Приведенные тексты звучат как особенно важные, поданы рельефно: звонко звучит фраза Сергея про Адама и Еву, сама его фигура на подиуме раскачивающегося парома — символ глухого самодовольства и органической, даже агрессивной безнравственности… И фигура Катерины на авансцене, почти у кромки оркестра, лицом в зал, со взглядом, устремленным вдаль, — «В лесу в темной чаще есть озеро» — ад. А потом разворот к залу спиной как прощание и устремленность в темноту — неотвратимый ход на ничего не подозревающую Сонетку — шаг смерти, шаг возмездия, шаг отчаяния — мертвенного и разрушительного.

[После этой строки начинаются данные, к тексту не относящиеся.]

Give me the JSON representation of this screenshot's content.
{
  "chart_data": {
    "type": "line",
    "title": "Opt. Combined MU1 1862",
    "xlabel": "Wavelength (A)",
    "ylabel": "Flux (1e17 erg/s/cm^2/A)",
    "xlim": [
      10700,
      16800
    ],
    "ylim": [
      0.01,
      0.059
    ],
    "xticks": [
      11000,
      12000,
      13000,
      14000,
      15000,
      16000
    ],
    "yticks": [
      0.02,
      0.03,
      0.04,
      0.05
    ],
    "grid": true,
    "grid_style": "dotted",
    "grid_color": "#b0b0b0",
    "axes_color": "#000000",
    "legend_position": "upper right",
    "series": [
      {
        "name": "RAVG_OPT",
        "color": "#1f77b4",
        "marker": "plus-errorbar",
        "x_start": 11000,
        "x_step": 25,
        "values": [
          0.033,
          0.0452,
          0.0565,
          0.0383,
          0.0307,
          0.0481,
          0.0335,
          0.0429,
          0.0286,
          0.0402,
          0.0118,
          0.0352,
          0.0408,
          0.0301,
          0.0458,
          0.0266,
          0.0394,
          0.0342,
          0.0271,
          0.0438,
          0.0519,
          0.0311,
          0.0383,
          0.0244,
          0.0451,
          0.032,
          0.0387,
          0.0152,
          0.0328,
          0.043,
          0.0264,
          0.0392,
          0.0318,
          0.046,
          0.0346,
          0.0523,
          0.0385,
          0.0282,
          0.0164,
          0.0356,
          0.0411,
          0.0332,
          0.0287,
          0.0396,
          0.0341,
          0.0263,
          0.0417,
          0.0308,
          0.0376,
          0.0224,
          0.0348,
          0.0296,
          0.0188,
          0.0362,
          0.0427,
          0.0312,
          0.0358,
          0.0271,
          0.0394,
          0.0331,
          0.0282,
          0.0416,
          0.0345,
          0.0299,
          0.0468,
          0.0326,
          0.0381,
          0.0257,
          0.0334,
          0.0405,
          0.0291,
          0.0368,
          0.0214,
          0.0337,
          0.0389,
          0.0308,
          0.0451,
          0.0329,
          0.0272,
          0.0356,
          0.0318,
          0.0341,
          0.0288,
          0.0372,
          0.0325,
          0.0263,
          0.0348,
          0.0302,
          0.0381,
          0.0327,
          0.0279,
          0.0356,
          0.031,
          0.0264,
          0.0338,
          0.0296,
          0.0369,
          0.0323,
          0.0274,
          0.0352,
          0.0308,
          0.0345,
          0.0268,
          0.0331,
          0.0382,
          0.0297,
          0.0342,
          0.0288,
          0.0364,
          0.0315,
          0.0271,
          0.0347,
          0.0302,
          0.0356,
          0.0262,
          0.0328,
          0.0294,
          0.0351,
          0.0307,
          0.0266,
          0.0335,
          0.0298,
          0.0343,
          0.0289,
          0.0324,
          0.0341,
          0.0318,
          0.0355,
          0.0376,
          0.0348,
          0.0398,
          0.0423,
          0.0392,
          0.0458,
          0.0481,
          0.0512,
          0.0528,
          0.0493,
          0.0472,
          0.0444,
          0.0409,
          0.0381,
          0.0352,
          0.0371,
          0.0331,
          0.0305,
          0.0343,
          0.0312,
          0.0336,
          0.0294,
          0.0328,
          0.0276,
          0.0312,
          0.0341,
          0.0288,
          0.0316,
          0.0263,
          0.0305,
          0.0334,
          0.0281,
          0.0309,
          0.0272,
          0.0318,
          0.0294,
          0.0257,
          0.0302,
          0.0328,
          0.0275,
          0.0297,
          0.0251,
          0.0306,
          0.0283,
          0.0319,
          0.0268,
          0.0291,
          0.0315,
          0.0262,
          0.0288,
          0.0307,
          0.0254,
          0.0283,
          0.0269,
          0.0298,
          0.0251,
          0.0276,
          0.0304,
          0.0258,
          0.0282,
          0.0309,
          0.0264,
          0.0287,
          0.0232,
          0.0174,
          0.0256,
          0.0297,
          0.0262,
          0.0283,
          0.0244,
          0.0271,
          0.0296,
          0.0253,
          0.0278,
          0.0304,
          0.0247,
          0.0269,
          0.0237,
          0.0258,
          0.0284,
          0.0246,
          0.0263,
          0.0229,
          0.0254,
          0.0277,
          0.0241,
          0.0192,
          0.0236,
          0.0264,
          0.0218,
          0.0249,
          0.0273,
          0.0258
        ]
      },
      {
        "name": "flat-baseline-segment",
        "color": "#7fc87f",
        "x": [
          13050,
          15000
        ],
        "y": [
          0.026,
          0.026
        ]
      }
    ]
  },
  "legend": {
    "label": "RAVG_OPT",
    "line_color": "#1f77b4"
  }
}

В спектакле много сольных или камерных сцен, решенных совсем близко к зрителю. Строятся почти на рампе — будто персонажи диалог ведут с теми, кто в зале, а не между собой, понимая, что цепь вопросов к себе и миру протянулась уже сквозь век, века… От этого монологи и диалоги приобретают характер внебытовой — они ведутся не буквально, а как бы над текстом. В этой системе условности любовные сцены происходят где-то в выступе стены, у ворот, быстро, грубо, наспех, по-животному. Сергея стегают хлыстом, который словно прирос к руке Бориса Тимофеевича, — Измайлов не просто хозяин купеческого дома, но погонщик, который видит в людях скот. Сцена побоев — ринг. Место ограждено толстенной веревкой, о которую бьется Катерина, словно и ее секут… Все это настоящая театральная метафора — когда текст вербальный, музыкальный и сценический взаимодействуют не буквально и плоско. Наоборот — объемно и содержательно помимо реальных слов и звуков. Вот почему не быт, а бытие — в каждой секунде сценического времени. Вот почему так легко и оправданно перейти от трагедии или лирики к карикатуре. Отсюда — такое уместное, хотя и неожиданное, «вдруг», включение людей в дурацких колпаках и серых пальто, надетых на арлекинские трико, которые лихо оттанцовывают гениальные шостаковичевские галопы, проходы, пробеги. Эти странные сценические создания — воплощение абсурда жизни и ее театральности, буквальности существования и отстранения от нее. Они — рефлексия и самоирония бытия.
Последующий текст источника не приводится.